Proposition 99, approved by voters last November, raises the excise tax on cigarettes from the current 10 cents a pack to 35 cents, and on other tobacco products by about 40 percent.The initiative, which went into effect Sunday, is expected to raise about $600 million a year, money earmarked for medical and environmental programs to be be determined by the legislature and the governor.

At least a fifth of the money will be used to educate children on the dangers of smoking and for programs to reduce smoking.

Some retailers and wholesalers reported that cigarette sales were up last week, apparently because smokers stockpiled the product before the new tax went into effect.

State analysts believe there will be an 8 percent overall reduction - or 160 million fewer packs sold in the state - during the upcoming year because of the new tax.

The reduction will not come from smokers smoking less but from some smokers quitting altogether, according to Dan Rabovski, a revenue and taxation expert with state legislative analyst's office, who cited studies on the impact of previous price increases on cigarettes.

If an average California smoker puffs two packs a day, an 8 percent reduction would mean that 228,000 smokers are going to quit this year in California.

Californians already smoke less than residents of other states, according to a recent California Health Care Poll.

The statewide public opinion poll found that 26 percent of the state's residents smoked, compared with a national average of 37 percent.

Also, the poll found, of those Californians who do smoke, 45 percent said they had tried to quit within the past year.
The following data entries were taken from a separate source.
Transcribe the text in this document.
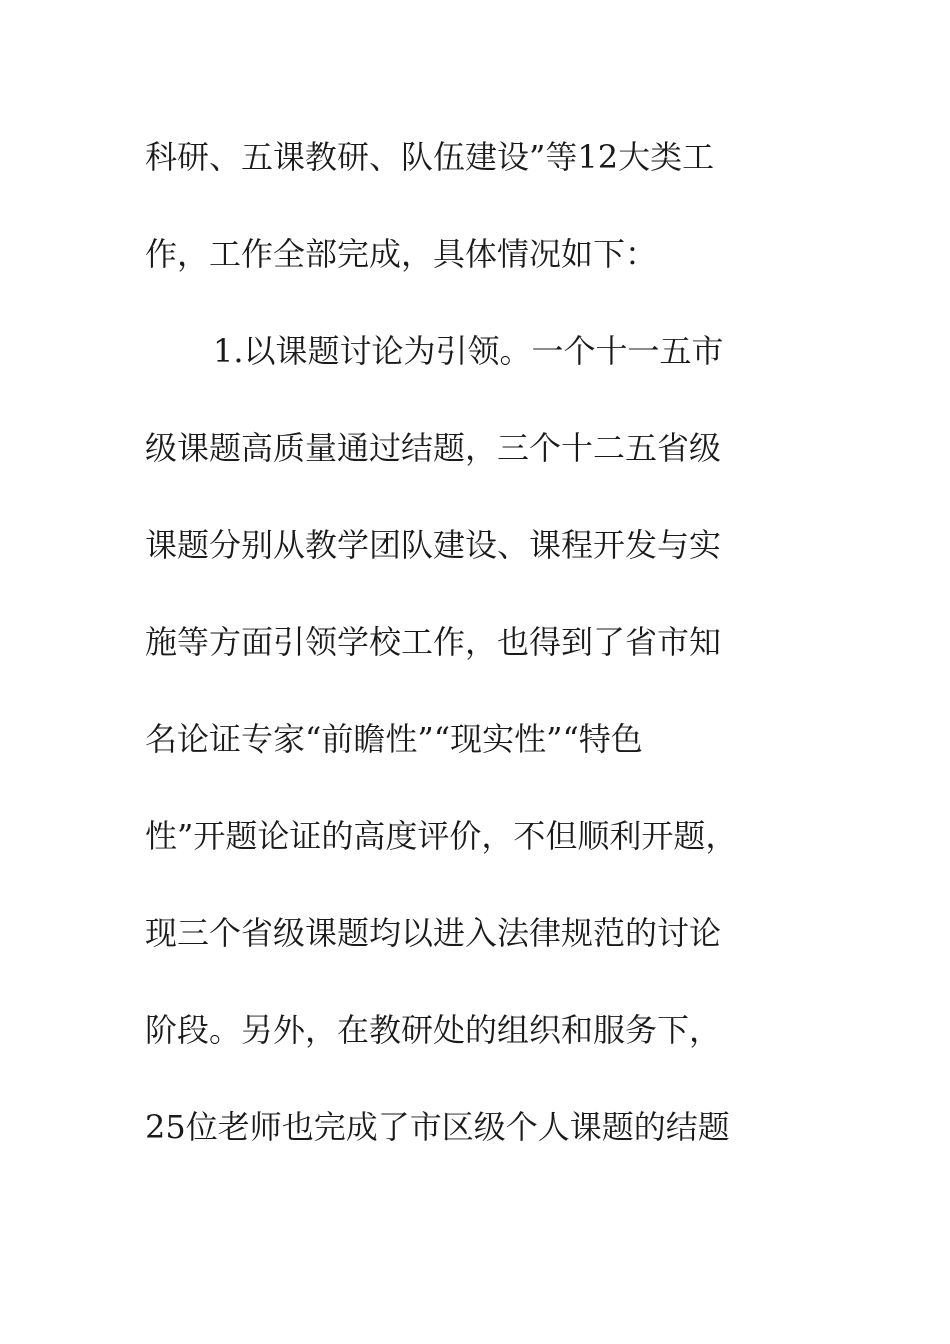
科研、五课教研、队伍建设”等12大类工
作，工作全部完成，具体情况如下：
1.以课题讨论为引领。一个十一五市
级课题高质量通过结题，三个十二五省级
课题分别从教学团队建设、课程开发与实
施等方面引领学校工作，也得到了省市知
名论证专家“前瞻性”“现实性”“特色
性”开题论证的高度评价，不但顺利开题，
现三个省级课题均以进入法律规范的讨论
阶段。另外，在教研处的组织和服务下，
25位老师也完成了市区级个人课题的结题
The survey was taken before the passage of Proposition 99.

Under the terms of the initiative, 20 percent of the revenue collected through the tax increase must be spent on "programs for the prevention and reduction of tobacco use, primarily among children, through school and community health education programs."

The initiative requires that 35 percent of the money be deposited in a "hospital services" account to pay for the treatment of patients who cannot afford medical care. The care is not limited to medical conditions resulting from tobacco use.

Ten percent of the money will be used to pay doctors treating patients who cannot afford to pay, 5 percent must be used for research into tobacco-related diseases, and 5 percent for various park and wildlife projects.

The remaining 25 percent may be used for any of the other medical or environmental purposes already receiving a portion of the revenue.

Gov. George Deukmejian's budget proposal for the 1989-90 fiscal year will include proposals for spending the $600 million expected to be raised during that fiscal year, according to his staff.

The spending plan, to be made public Jan. 9, also suggests appropriations for the $300 million expected to be raised during the last half of the current fiscal year, which ends June 30.

The governor, who does not smoke, opposed the initiative because he said he was opposed to any increase in taxes.